Venue: The Depot Theatre (Marrickville NSW), Apr 19 – 29, 2017
Playwright: Charlie Falkner
Director: Michael Abercromby
Cast: Charlotte Devenport, Charlie Falkner, Andrew Hearle, Grace Victoria
Image by Omnes Photography
Ben is addicted to pornography, an increasingly widespread problem resulting from recent technological advancements, that have allowed unprecedented access to explicit sexual content. Unable to conduct a healthy relationship with his girlfriend, he decides to break things off, but Ron’s father has just passed away, and timing is a real issue.

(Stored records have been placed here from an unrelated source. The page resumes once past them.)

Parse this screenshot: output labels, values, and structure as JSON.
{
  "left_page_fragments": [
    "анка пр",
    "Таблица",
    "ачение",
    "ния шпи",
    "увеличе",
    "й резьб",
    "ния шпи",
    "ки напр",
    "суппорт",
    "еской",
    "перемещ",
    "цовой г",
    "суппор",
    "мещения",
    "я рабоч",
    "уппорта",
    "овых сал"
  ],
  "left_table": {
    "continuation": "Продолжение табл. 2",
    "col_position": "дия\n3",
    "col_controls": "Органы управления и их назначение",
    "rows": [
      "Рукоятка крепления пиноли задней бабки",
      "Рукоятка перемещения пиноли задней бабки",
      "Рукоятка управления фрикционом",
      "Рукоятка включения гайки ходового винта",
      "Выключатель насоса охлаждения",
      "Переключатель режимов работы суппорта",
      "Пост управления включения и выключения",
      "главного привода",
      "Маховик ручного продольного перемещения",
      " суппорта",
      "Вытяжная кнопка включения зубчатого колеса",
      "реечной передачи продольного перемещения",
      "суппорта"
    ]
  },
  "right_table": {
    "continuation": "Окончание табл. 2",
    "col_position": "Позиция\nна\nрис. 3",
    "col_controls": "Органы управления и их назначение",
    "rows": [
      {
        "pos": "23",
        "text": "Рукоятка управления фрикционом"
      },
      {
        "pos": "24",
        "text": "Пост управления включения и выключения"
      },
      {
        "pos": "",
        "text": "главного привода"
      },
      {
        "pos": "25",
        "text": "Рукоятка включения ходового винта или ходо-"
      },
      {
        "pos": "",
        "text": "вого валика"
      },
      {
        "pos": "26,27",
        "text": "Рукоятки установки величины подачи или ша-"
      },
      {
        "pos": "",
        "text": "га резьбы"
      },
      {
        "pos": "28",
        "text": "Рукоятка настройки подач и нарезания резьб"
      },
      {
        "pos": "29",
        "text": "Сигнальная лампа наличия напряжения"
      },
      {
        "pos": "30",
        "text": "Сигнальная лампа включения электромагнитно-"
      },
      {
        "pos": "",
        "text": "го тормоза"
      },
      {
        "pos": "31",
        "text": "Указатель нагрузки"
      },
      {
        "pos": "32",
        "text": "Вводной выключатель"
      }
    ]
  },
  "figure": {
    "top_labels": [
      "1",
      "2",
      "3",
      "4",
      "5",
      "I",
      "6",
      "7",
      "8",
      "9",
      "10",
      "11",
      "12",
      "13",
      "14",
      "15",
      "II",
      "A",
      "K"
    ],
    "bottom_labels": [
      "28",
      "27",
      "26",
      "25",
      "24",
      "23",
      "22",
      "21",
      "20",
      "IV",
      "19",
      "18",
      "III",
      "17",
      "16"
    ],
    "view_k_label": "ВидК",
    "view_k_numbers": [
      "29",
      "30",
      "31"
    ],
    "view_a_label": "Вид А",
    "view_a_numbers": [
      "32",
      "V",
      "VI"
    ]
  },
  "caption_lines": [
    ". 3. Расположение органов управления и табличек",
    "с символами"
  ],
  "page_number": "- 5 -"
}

Charlie Falkner’s Sex Object may not be very sure about what it wishes to say, but its dialogue and characters are certainly amusing. We go on a delightful ride with the youthful foursome, entertained by the things they say and do, and even though we end up at a place quite unexceptional, the journey is ultimately a pleasing one.
The show is energetic, full of effervescence, and we are kept engrossed in each of its very chatty sequences. Director Michael Abercromby is determined to have interchanges occur with great exuberance, which holds the audience’s attention well, but it is doubtful if we ever find an opportunity to invest anything deeper than cheerful laughter. Falkner’s own performance as Ben is charmingly idiosyncratic, like a Millennial Woody Allen, struggling to make sense of his own world, while exposing the dysfunctions that we all share. Playing Gustav is the very funny Andrew Hearle, long-limbed and manic, prancing around the stage with uncontainable enthusiasm, and proving himself to be an awfully infectious presence.
The play beats about the bush, wishing to talk about sex in the modern era, but is unable to get deep and dirty with its ideas. Taboo subjects are by definition seldom discussed, and as such, we often lack the ability for their articulation. Not only do we lack the language, we lack the philosophy, because silence hampers how we communicate and how we think. It is clear that Sex Object wishes to interrogate something contemporary about our sexualities, at a time when technology and commerce are allowed to penetrate all that is intimate and private, but what it actually does say is insubstantial. In its inevitable and unintended prudishness, we receive instead a barrage of jokes, like children discovering sex, unable to appreciate it for its profundity, indulging instead in its many awkward and silly, although not unenjoyable, thrills and spills.